I'm using an 32 bit. FNV1 hash function [1] and giving it as input the
msgid and the From date. This will hopefully allow to have a
unique hash name. If the 2^32 hash space isn't wide enough, we can
always move to 64 bits... time will tell.
In practice, filenames now have 4 more chars. Here is an abstract
of one of my archive directories:
04affc9c.html 4123c74a.html 714eba2c.html att-ea1bb52c/
This is not so much harder to quote. I had previously considered using
a sha or an MD5 hash function, but the resulting filename was too big
for quoting.
All the code is available on CVS. In order to use it, you'll have
to redo a configure as follows:
cd hypermail
autoconf (so that you can get the new options)
./configure --enable-libfnv
make
This will buid you a hypermail with the correct options and will link
it to the fnv library (which is in src/fnv).

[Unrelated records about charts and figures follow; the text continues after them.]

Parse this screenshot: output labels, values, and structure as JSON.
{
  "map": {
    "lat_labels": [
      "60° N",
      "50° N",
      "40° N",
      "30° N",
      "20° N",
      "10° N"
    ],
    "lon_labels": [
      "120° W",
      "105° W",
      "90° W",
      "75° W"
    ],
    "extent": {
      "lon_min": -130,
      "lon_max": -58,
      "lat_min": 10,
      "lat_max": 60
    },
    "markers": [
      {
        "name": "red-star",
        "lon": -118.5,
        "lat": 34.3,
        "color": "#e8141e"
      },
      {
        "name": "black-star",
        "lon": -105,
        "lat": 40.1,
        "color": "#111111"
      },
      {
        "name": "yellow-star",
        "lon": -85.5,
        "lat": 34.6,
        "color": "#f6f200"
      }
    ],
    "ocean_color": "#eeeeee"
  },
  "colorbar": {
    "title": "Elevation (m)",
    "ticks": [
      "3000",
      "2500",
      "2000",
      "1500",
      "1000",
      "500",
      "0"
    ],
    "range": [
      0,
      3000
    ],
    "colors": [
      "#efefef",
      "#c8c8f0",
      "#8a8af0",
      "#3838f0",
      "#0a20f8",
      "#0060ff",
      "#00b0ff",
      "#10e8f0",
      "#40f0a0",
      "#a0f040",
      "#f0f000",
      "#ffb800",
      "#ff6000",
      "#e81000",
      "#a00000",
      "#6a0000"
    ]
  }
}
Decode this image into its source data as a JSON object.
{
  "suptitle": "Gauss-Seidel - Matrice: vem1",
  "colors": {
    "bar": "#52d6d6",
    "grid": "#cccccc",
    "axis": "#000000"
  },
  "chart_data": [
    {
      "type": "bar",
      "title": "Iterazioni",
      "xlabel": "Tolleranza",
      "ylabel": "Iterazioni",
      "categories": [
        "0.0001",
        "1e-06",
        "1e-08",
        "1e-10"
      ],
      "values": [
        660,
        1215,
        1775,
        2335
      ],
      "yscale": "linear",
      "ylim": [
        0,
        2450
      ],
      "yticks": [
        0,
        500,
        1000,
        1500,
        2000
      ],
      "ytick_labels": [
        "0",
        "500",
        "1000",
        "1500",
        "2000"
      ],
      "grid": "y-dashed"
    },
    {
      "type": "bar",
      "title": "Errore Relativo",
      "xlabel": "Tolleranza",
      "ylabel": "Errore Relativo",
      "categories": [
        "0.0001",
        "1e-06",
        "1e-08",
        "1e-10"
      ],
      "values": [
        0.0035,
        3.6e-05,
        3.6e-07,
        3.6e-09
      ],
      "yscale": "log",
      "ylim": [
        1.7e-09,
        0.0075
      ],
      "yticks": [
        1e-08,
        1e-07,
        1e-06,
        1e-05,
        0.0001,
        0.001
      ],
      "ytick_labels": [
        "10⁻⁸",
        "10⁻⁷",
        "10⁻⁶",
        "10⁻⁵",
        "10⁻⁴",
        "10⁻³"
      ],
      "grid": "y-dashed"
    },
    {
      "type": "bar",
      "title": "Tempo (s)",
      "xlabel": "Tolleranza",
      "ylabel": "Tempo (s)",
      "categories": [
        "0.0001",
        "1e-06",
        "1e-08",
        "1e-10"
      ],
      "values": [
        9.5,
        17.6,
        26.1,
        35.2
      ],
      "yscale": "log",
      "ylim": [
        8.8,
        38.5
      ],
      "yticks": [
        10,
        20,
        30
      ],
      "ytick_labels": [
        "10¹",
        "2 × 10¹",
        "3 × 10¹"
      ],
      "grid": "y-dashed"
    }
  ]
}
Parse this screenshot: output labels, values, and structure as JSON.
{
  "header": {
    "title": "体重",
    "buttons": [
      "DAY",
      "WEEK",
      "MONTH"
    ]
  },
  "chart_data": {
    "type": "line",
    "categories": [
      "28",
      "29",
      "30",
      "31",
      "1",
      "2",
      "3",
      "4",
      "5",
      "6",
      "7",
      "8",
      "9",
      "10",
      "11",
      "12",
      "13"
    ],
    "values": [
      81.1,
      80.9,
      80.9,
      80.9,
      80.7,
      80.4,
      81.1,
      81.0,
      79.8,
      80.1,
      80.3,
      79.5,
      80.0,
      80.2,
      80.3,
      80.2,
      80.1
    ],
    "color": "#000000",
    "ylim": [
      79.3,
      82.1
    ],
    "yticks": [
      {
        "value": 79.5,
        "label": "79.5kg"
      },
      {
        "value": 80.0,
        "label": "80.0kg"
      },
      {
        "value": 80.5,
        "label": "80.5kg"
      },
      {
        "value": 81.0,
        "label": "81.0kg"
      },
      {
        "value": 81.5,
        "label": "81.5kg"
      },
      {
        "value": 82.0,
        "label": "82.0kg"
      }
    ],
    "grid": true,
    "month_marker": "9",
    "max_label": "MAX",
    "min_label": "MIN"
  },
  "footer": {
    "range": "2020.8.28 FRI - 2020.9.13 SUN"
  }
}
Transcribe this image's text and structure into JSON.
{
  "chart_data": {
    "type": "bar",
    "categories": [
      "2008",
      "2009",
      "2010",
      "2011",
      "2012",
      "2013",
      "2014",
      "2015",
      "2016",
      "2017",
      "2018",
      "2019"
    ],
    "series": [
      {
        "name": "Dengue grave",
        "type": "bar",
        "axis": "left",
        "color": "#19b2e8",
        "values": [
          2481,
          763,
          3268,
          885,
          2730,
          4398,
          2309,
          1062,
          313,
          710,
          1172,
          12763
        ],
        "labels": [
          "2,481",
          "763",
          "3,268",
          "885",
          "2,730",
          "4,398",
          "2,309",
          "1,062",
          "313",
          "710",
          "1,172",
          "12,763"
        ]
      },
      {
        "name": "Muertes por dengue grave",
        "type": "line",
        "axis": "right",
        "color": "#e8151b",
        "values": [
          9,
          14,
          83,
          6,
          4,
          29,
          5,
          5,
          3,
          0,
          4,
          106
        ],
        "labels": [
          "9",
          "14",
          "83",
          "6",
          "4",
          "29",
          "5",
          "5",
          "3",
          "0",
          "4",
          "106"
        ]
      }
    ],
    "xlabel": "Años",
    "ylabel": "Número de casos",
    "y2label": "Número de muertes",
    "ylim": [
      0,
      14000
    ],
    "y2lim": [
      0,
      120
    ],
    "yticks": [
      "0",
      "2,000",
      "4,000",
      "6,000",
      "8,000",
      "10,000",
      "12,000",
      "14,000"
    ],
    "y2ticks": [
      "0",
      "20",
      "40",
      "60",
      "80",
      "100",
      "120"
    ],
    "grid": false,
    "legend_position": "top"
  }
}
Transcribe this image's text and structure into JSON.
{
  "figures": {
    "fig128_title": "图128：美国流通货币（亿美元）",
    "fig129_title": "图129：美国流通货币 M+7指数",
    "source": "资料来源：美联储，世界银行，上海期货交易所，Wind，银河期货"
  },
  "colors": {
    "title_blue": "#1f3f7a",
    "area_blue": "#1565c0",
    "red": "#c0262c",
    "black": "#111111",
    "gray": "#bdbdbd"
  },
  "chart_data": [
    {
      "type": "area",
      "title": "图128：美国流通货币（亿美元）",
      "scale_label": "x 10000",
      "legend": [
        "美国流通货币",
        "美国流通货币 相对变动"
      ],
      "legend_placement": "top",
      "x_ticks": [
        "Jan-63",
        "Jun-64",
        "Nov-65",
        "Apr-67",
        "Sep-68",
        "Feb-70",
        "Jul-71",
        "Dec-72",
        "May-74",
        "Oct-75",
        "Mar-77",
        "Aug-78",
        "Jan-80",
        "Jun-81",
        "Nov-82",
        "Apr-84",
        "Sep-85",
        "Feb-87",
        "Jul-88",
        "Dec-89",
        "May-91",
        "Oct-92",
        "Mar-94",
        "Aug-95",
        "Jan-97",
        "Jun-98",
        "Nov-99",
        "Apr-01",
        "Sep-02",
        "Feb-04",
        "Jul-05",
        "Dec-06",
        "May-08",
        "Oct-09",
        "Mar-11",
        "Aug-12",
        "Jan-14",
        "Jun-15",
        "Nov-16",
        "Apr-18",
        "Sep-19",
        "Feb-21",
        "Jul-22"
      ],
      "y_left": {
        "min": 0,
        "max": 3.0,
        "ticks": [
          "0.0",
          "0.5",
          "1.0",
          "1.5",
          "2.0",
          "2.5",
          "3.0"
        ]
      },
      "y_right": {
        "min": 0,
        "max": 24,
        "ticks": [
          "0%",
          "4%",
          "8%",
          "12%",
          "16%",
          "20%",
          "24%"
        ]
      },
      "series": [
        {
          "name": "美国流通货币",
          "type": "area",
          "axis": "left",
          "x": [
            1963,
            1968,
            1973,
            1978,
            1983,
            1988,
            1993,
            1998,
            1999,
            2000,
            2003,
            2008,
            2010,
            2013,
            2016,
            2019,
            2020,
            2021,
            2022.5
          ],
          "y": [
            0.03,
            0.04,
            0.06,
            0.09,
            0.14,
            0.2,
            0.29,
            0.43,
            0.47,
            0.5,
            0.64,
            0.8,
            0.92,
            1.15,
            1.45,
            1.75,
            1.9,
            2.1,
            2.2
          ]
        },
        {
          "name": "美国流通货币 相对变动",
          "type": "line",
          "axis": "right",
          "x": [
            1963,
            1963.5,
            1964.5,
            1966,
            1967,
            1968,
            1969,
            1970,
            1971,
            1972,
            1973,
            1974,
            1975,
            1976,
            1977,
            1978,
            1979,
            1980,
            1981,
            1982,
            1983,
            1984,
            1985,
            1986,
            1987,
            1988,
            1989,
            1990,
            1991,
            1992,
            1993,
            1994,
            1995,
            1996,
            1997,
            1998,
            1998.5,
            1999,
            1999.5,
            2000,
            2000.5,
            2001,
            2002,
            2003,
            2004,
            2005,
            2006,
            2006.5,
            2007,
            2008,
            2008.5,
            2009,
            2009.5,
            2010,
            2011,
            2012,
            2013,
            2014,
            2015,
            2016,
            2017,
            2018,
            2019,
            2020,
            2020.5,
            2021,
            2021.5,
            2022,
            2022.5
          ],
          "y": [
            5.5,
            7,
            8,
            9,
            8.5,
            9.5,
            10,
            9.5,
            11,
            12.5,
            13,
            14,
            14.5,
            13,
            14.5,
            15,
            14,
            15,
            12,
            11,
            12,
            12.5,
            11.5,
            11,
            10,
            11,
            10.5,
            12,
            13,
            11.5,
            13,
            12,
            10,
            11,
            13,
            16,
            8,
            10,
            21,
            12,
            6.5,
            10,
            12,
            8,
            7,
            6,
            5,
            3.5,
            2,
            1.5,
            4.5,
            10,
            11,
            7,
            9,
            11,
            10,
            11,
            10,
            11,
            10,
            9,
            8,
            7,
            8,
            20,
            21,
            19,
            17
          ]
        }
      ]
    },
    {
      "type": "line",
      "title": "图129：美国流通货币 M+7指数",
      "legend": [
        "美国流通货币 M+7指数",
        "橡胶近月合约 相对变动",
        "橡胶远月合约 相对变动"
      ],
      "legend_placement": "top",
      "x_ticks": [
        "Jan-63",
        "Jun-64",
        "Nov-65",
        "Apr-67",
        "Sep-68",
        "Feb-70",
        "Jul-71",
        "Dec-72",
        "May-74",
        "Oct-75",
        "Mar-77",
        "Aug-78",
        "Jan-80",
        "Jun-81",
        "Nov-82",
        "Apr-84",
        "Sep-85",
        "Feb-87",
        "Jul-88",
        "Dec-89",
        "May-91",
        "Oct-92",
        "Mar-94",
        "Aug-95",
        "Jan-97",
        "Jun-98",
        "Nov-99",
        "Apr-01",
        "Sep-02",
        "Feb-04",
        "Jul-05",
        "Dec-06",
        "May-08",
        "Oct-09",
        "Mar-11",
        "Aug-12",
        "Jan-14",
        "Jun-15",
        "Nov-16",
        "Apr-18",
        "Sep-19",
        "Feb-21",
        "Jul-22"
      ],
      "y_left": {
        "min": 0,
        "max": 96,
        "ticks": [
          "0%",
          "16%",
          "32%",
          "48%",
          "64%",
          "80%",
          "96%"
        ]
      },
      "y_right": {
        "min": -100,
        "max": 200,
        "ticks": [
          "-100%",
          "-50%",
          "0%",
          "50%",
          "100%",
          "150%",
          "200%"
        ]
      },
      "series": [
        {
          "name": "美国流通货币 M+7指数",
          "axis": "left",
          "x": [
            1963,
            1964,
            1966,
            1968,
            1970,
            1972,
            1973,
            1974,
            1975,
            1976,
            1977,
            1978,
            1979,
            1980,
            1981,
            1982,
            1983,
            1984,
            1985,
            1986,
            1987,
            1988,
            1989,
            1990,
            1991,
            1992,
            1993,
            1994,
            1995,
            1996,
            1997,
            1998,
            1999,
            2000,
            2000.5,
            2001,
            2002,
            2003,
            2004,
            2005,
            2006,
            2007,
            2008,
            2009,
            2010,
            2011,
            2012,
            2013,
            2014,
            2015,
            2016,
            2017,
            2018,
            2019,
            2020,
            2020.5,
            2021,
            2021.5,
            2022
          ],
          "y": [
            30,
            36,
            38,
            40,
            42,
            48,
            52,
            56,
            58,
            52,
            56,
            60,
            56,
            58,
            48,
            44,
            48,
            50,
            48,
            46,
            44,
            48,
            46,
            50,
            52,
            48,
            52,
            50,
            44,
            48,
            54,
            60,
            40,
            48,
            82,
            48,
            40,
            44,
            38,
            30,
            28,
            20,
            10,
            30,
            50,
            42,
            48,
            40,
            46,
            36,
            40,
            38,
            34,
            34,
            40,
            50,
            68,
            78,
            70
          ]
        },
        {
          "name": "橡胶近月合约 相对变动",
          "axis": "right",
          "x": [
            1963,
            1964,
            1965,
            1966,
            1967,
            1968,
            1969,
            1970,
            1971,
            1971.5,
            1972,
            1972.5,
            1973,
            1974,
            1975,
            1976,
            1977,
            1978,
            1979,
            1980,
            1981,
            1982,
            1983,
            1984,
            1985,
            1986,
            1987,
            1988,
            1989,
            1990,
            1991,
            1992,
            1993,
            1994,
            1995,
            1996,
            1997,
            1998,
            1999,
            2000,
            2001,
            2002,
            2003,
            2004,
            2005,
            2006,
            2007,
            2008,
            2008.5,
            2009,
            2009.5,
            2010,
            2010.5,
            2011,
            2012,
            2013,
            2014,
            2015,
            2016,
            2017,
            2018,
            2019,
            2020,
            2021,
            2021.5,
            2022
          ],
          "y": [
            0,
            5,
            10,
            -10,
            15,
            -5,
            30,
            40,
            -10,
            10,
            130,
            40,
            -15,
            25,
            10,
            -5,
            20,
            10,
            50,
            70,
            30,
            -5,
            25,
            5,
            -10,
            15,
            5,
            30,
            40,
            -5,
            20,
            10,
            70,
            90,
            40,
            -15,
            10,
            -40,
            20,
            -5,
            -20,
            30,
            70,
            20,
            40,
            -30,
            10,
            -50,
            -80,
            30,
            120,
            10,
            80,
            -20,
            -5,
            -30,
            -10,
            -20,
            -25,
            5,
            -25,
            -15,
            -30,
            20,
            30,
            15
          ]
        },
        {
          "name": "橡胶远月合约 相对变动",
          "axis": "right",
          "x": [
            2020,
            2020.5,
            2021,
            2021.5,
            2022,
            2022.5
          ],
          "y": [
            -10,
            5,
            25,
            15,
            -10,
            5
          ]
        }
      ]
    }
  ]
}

The name of the new option is nonsequential, with a command line
shortcut of -N. Turn it on and build a test archive to see the differences.
More in detail, the change was quite straightforward to do. I changed
all the functions where a msgnum value was used to create lnks or make
filenames and made it go through a function. In function of your
hypermail options, this function (file.c:message_name()) will either
return the msgnum formatted in %.04d or the message hash name.
Another file, called for the moment "messageindex", keeps a tab of the
messages that we have in the archive. That's necessary as there are no
heuristics to find the current files in the archive. I use the info
in "messageindex" to build an internal table that relates a msgno to
each of the hashed messages. That was all that was needed. There's no
option yet to parametrize the "messageindex" name. This can be easily
added if needed.
The cost of this feature is that we need to store the messageindex
table in memory. If you have thousands and thousands of messages, it may
be an issue. On the other hand, we already store so much things in
memory, that it wouldn't possible to use hypermail anyway, with or
without this option. There may be some slowup too as we now pass thru
a function to get the message name, rather than getting the name
directly from a structure + the hash computation cost. There may be
some optimizations to do, but this is right now a first implementation.
Experience will tell us if more work is needed.
I hope you find this new feature as useful as I do.
I profited from this commit to fix the make tgz rule. It wasn't
working anymore (at least for me). I also updated the FILES file.
I tried to test it and take into account all possible side-effects on
hypermail. With my current set of options, it works without a hitch.
Howwever, hypermail has become much more complex than what it was
some time ago. I am not sure if this option will work with all the
other features, such as GDBM files and so on.
Before, it was easy to understand the code just from the comments, but
it's now easy to get lost without some doc :(
Cheers,
-jose
[1] http://www.isthe.com/chongo/tech/comp/fnv/index.html
![]()